COLORADO SPRINGS — Colorado Lottery police officers joke that they get no respect because so few people know of their existence, but since 2010, they’ve busted 24 people who officers say tried to claim someone else’s winning lottery ticket as their own, 9News learned after an undercover investigation.
“We help track tickets and catch suspects,” said Jack Chism, Colorado Lottery supervisory investigator.
The lottery police took 9Wants to Know undercover as they tested store employees.
An undercover lottery employee was armed with mock winning scratch-off lottery tickets on June 30 and Aug. 18. She went into stores and asked employees whether any of her tickets was a winner.
The scratch-off tickets cause lottery computers inside stores to act like the tickets are winners. The tracking numbers are specially designed to alert lottery investigators whenever they are scanned.
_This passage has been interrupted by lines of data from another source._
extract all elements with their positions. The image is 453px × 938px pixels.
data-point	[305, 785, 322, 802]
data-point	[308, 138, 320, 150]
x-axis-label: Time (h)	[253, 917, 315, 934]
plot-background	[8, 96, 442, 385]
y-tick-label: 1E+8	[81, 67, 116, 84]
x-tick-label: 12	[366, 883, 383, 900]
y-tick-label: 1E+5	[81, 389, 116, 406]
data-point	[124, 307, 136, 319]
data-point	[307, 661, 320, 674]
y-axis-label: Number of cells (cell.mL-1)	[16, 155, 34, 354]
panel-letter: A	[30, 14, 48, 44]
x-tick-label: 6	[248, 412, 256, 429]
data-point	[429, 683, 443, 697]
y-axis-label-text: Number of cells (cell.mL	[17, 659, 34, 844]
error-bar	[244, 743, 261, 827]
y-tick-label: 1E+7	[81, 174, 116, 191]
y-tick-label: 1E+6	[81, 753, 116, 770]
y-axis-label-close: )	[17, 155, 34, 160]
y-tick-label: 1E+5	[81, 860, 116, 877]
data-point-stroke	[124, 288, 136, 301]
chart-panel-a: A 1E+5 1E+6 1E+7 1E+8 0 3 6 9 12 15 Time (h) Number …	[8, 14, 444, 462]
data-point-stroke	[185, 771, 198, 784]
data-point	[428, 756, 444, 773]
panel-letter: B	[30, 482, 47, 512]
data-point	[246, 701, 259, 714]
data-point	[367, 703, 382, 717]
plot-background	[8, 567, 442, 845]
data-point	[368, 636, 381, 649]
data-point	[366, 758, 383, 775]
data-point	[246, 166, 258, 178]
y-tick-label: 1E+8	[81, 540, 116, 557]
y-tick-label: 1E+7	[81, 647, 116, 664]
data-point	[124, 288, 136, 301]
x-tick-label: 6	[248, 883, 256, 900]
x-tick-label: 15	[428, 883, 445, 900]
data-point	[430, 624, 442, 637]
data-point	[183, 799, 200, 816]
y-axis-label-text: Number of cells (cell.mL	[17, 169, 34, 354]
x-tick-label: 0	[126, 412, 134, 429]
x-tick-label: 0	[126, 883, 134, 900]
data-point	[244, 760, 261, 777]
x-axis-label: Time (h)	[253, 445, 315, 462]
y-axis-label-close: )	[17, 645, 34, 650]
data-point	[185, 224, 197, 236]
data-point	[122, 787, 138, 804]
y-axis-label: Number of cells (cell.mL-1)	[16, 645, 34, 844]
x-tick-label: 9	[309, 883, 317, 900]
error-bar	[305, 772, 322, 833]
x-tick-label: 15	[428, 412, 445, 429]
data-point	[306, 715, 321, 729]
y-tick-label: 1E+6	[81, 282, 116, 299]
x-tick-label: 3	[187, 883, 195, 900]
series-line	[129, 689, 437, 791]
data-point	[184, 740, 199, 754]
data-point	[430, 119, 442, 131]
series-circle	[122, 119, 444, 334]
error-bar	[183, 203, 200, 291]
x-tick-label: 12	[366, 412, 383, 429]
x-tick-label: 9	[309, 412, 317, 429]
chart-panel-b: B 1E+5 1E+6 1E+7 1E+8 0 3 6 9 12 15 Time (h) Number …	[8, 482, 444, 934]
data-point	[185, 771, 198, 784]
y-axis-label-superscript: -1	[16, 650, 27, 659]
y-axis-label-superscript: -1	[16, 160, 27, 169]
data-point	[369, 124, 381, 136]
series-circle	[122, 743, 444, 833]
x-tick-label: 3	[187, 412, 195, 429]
The fake tickets show winnings of $599 to $10,000. Prizes that large must be claimed in person at a lottery office and cannot be paid out at convenience stores.
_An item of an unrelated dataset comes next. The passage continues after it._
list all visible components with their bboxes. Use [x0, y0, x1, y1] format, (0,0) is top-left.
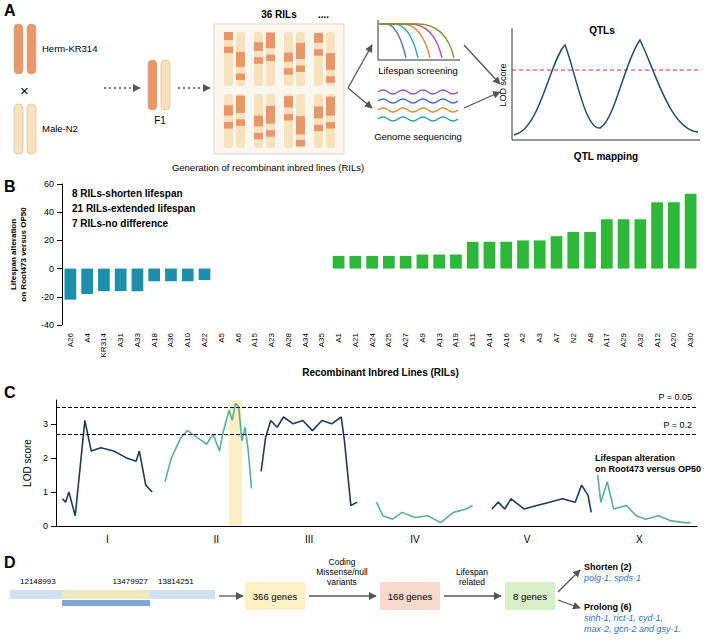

9News followed state investigators around for two nights. Most clerks were honest. Some were not.
The first night, one clerk told the undercover lottery employee that her tickets were not winners. The undercover lottery employee handed clerk Sarah Jane Moss, 23, of Colorado Springs, three tickets. One ticket was printed to tell lottery computers it was a winner and also notify lottery investigators when it was scanned.
Moss kept all three tickets and told the undercover employee that none was a winner. Moss worked at the Farmcrest convenience store at 2105 W. Colorado Ave. in Colorado Springs.
Lottery security cameras were rolling the next day — July 1 -— as Moss took the winning scratch-off ticket to the lottery office in Pueblo and signed paperwork claiming the ticket as her own. Lottery investigators asked her to step into another room to answer questions.
“Sarah explained that she oftentimes collects tickets from the trash when people throw them away, and she re-checks them to see if they are winners,” according to Moss’ arrest affidavit, filed in El Paso County District Court.
Moss stuck to her story at first, but her demeanor began to change, a lottery investigator wrote in the court document.
“When Sarah was trying to explain the events, she was becoming nervous and also appeared to be getting confused on her story,” investigator Marcus Woodward wrote.
He then told her he knew she wasn’t telling the truth.
“I know different, I know where this ticket came from. I know exactly when you got it. I know you got it because I was there,” the investigator said he told Moss.
He said Moss then confessed.
“Yeah, some girl came and turned in a couple of tickets, and I feel really guilty about it; I’m sorry,” Moss allegedly told the investigator.
The El Paso County district attorney’s office charged Moss with theft over $1,000 and forgery of lottery tickets. Both are felony charges. She has not entered a plea.